Ma voix avait monté sans que je le veuille.
— Franchement, parfois, j’aimerais bien lui dire ce que je pense de son attitude, grogna Caden.
Je n’ai pas pu m’empêcher de rire. Il avait toujours pris ma défense, plus que n’importe qui d’autre.
Il était plus proche de moi en âge que son frère Nolan. Seulement deux ans d’écart. Nolan, lui, avait déjà construit sa vie. Il avait trouvé sa compagne, s’était marié et vivait désormais dans sa propre maison au sein du complexe.
— Soyons réalistes, Caden. Personne ne me choisira jamais. Et même si ça arrivait… ils me rejetteraient.
— On ne peut pas rejeter un lien de compagnon, tu le sais.
Il semblait vraiment choqué.
— Peut-être. Mais ça ne les empêcherait pas d’essayer. Franchement, ils préféreraient sûrement rester seuls toute leur vie. Ils pourraient même créer un ordre de loups célibataires.
Je me suis laissée aller à rire de ma propre plaisanterie.

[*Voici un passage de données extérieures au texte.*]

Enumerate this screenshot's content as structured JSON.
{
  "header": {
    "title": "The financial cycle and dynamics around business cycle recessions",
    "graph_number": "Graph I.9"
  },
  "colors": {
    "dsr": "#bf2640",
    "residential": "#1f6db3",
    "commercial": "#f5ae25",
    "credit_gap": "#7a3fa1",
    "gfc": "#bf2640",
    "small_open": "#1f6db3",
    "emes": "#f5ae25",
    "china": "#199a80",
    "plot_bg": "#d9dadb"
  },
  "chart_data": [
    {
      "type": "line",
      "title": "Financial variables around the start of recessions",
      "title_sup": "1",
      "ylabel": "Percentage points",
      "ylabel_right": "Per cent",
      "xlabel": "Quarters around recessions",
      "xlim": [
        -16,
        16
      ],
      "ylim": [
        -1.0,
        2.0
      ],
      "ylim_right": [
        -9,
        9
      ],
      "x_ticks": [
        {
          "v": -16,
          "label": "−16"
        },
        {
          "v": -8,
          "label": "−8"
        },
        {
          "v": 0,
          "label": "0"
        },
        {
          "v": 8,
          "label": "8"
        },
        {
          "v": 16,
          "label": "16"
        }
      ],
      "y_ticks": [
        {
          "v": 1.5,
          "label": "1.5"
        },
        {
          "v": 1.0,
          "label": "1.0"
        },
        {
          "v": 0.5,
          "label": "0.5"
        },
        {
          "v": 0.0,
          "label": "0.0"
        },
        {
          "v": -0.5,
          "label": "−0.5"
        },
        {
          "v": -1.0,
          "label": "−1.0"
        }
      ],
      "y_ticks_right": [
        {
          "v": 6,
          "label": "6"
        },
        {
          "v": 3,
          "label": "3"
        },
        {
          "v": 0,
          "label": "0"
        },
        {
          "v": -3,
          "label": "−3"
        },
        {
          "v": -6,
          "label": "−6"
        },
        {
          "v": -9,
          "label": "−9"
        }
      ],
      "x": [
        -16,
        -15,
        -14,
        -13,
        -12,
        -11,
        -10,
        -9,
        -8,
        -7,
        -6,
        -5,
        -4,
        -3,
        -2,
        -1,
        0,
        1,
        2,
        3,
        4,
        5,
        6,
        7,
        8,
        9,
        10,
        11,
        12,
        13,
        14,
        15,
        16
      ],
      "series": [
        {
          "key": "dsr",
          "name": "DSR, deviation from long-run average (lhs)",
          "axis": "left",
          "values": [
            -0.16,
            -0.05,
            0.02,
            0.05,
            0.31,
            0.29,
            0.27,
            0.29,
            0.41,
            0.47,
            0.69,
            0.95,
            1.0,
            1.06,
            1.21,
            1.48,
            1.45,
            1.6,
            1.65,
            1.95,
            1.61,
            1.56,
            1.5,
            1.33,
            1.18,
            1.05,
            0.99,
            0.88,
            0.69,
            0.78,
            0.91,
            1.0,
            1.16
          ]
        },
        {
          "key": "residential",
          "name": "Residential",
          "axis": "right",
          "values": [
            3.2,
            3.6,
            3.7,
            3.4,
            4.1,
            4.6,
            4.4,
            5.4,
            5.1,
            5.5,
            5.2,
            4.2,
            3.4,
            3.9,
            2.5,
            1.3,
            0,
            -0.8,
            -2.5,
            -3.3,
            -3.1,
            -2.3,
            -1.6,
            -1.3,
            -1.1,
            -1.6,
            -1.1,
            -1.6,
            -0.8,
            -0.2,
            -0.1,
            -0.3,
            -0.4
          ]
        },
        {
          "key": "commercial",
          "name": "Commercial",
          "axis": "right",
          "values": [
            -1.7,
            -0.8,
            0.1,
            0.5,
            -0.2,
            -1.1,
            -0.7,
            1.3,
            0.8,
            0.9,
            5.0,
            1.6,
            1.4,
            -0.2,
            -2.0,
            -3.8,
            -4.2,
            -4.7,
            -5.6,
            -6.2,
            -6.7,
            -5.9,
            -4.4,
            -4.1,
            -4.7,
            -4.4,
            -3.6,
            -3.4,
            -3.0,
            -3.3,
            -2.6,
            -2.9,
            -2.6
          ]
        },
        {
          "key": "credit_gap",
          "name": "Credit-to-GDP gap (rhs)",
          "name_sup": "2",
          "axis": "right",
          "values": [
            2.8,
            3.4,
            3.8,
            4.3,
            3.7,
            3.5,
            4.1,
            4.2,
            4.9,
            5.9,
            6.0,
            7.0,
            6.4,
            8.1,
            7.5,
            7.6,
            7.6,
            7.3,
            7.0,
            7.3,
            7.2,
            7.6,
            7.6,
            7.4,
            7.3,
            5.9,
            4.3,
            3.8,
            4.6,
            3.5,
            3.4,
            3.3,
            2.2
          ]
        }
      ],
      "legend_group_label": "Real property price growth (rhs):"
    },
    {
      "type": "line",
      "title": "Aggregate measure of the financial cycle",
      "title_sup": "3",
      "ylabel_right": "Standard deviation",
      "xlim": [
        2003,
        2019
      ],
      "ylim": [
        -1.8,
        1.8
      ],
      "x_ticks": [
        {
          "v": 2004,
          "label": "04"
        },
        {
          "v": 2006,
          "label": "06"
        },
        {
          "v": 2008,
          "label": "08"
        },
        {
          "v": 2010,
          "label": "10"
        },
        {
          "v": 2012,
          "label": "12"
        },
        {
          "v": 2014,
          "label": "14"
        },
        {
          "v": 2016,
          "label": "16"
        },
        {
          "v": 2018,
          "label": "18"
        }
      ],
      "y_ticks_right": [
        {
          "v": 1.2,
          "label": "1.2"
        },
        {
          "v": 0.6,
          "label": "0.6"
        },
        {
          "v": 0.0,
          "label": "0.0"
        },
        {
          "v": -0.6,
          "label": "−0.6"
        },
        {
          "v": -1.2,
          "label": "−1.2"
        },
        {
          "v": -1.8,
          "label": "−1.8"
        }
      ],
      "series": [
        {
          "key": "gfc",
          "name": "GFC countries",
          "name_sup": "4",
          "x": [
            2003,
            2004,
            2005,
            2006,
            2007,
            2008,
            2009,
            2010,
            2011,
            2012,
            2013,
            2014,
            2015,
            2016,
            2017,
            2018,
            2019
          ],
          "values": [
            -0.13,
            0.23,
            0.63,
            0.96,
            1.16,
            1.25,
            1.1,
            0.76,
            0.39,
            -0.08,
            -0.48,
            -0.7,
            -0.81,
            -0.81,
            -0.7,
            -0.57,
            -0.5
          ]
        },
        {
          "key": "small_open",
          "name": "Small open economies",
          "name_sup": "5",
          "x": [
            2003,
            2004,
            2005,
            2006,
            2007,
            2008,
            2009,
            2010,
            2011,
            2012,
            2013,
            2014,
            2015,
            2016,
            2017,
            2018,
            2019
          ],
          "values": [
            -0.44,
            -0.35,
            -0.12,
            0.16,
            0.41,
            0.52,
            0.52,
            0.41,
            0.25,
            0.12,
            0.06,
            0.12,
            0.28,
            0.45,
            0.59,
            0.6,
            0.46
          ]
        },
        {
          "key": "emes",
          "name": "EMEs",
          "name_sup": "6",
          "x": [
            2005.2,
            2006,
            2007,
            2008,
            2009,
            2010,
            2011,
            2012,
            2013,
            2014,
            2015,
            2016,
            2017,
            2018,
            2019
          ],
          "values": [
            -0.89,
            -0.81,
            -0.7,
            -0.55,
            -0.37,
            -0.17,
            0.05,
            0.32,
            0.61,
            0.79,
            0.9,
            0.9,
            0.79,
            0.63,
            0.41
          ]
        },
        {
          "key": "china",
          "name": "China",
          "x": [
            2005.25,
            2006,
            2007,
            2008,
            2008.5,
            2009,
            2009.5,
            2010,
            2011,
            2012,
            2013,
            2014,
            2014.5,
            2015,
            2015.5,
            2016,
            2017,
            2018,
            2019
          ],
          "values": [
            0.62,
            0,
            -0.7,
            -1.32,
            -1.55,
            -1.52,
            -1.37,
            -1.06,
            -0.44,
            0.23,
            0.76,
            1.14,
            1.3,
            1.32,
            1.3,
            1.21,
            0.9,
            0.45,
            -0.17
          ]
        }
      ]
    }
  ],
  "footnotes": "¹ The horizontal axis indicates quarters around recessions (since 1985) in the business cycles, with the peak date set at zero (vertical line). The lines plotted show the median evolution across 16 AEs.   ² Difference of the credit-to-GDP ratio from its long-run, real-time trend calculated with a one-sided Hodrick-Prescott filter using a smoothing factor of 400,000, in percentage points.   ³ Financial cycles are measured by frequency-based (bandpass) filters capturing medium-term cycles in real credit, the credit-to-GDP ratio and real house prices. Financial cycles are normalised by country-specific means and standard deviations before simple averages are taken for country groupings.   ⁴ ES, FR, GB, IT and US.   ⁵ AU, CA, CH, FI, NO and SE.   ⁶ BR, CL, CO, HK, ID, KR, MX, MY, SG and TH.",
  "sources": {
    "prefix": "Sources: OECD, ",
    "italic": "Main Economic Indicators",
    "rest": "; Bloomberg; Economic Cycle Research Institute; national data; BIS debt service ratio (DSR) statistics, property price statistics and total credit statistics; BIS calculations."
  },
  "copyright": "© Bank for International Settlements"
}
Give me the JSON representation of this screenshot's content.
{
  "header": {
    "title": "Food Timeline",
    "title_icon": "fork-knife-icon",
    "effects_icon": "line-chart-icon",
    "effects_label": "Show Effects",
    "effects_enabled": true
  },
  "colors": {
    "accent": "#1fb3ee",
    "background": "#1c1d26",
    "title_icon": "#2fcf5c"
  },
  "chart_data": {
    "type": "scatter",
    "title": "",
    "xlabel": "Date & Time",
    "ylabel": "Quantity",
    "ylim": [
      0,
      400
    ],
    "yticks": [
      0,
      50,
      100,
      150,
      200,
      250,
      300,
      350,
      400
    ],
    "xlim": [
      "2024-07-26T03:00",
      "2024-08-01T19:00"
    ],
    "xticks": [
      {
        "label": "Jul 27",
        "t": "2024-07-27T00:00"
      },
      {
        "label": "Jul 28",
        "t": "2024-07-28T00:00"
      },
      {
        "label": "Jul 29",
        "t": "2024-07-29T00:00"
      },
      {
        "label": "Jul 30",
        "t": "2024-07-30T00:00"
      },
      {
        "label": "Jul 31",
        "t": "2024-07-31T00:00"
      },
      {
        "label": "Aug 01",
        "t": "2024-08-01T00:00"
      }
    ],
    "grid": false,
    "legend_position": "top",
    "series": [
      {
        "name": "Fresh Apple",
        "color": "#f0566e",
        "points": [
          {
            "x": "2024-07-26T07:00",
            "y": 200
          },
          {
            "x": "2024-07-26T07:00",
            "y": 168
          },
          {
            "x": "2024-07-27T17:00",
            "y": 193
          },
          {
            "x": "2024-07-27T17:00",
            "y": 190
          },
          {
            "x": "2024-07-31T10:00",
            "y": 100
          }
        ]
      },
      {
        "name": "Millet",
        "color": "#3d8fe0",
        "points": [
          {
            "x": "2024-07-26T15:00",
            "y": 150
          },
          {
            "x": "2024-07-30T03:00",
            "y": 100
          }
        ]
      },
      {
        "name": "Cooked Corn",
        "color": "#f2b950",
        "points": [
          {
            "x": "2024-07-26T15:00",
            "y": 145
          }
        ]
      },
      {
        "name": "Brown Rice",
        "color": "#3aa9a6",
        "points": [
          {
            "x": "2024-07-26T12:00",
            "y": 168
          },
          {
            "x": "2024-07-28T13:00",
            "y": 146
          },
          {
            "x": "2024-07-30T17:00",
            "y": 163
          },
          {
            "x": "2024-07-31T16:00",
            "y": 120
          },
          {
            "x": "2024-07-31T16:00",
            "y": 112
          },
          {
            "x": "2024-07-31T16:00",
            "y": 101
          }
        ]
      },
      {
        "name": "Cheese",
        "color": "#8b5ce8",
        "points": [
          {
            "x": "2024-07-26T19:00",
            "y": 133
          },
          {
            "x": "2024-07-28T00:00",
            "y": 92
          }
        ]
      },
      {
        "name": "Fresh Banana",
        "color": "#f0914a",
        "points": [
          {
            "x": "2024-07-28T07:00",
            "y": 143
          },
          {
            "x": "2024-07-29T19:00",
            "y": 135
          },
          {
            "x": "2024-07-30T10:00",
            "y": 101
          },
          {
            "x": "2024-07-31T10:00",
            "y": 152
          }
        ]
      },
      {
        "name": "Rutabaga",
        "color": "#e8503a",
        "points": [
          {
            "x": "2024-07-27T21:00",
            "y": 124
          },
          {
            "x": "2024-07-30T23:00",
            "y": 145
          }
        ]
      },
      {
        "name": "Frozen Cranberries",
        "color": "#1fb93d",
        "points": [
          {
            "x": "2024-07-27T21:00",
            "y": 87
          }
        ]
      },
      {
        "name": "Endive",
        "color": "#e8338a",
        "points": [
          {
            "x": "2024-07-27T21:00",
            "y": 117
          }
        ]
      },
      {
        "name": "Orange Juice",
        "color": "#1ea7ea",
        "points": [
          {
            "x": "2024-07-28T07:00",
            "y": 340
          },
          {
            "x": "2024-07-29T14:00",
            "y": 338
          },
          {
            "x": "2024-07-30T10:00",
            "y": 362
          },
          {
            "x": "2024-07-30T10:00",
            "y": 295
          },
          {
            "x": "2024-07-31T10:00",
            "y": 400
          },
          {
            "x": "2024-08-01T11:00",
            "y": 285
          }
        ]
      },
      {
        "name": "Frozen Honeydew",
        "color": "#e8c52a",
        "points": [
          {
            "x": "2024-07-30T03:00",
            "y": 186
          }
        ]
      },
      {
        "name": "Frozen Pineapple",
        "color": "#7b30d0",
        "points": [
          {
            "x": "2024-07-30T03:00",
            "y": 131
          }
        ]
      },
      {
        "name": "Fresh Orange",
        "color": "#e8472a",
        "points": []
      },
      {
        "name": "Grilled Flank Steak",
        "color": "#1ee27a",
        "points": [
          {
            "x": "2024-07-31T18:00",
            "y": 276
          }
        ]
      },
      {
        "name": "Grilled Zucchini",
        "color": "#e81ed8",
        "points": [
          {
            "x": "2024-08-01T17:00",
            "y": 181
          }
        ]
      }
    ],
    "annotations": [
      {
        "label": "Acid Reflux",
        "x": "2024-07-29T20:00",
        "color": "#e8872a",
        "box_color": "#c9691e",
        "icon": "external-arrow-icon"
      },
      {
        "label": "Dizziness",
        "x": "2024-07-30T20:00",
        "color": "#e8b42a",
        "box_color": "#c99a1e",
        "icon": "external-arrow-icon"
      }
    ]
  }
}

— Ce n’est pas drôle, grogna-t-il.
— Si, un peu. Et au fond, tu sais que j’ai raison. Aucun homme de cette meute ne voudra jamais de moi.
Rayan
~~
J’étais installé derrière mon bureau, à écouter Nolan, mon assistant personnel, dérouler son compte rendu. Il faisait son travail avec une rigueur irréprochable — trop, parfois. Il aurait pu aller droit au but et tout résumer en quelques minutes, mais il s’attardait sur chaque détail, comme si chacun pouvait s’avérer essentiel un jour. Résultat : ses rapports s’éternisaient bien plus qu’ils ne l’auraient dû.